Sister Simone Campbell, a Sister of Social Service, who is executive director of the Catholic social justice lobbying group Network, supported the plan, saying she was rejoicing in knowing that immigrant parents living in the shadows are more assured that they will not be apprehended with little warning and separated from their children.

She said in a press release that the organization’s nationwide network of grass-roots activists began calling legislators Nov. 21 to urge them to support the Obama plan and to quickly enact comprehensive immigration reform legislation.

The humanitarian agency Church World Service said the president’s action upholds the dignity of the immigrants struggling to survive. The Rev. John L. McCullough, president and CEO, said in a statement that the organization’s supporters and participants had prayed, fasted and organized on behalf of immigrants for years in an effort to change immigration laws.

“Our immigration system has been broken for far too long. The president has the full constitutional authority, and a moral obligation, to keep families together and stop needless deportations. We applaud this historic action,” he said.

“As people of faith, we believe in the dignity of all people, in the unity of all families and in the power of redemption, and that the implementation of this executive action should reflect those values,” he added.
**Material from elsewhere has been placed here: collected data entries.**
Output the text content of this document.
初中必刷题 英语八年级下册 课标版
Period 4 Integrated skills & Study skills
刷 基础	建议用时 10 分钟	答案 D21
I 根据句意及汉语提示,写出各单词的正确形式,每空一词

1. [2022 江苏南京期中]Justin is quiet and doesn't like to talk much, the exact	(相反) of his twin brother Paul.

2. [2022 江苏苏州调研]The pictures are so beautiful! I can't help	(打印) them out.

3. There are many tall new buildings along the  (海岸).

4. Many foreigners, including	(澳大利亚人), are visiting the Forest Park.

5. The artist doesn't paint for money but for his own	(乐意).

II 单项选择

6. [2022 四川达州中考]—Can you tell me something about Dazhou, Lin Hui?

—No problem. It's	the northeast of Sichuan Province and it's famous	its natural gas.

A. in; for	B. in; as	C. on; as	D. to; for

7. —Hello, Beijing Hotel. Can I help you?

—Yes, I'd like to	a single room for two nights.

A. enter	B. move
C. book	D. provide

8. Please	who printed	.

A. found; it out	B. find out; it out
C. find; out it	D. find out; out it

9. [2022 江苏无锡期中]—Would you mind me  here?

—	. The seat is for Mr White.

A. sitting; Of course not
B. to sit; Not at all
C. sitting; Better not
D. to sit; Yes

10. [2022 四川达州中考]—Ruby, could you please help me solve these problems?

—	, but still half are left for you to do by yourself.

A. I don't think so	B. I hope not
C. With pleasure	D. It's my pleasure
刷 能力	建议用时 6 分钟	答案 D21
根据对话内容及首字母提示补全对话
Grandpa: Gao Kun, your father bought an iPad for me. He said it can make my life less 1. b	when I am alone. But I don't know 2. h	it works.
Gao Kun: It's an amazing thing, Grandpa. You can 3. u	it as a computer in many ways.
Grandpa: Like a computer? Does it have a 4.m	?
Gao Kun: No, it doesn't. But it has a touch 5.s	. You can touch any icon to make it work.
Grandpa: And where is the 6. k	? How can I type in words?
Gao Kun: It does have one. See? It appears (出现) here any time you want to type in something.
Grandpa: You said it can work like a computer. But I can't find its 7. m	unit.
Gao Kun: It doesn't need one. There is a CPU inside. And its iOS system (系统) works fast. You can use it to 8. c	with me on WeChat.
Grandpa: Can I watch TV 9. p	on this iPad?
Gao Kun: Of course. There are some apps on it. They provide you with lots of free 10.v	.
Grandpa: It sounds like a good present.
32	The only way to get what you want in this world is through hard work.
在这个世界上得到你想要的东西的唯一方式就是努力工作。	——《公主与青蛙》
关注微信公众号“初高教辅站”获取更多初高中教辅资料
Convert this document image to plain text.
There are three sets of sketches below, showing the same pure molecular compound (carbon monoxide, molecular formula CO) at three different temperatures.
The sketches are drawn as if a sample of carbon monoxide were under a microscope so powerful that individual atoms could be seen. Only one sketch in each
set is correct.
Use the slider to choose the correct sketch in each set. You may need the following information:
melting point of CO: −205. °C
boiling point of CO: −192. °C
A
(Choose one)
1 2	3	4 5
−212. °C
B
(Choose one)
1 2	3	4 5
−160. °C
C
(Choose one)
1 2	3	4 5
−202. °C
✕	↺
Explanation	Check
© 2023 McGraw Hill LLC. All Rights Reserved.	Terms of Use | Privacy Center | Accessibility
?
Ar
Frank Sharry, founder and executive director of America’s Voice, an organization working on immigration reform, called Obama’s action “the biggest victory for immigrants and their allies in the last 25 years.”

“Giving some 5 million immigrants a chance to work legally and live in dignity, combined with the end of the misnamed Secure Communities program, is a significant step towards bringing our dysfunctional immigration system into balance after years of ramped up deportations, out-of-control enforcement and millions of families being ripped apart,” Sharry said in a statement.

Other supporters of the plan included the National Employment Law Project, American Immigration Council, Alliance for Citizenship and Jim Wallis, president of Sojourners, and the AFL-CIO.


Contributing to this story were Dennis Sadowski and Carol Zimmermann in Washington.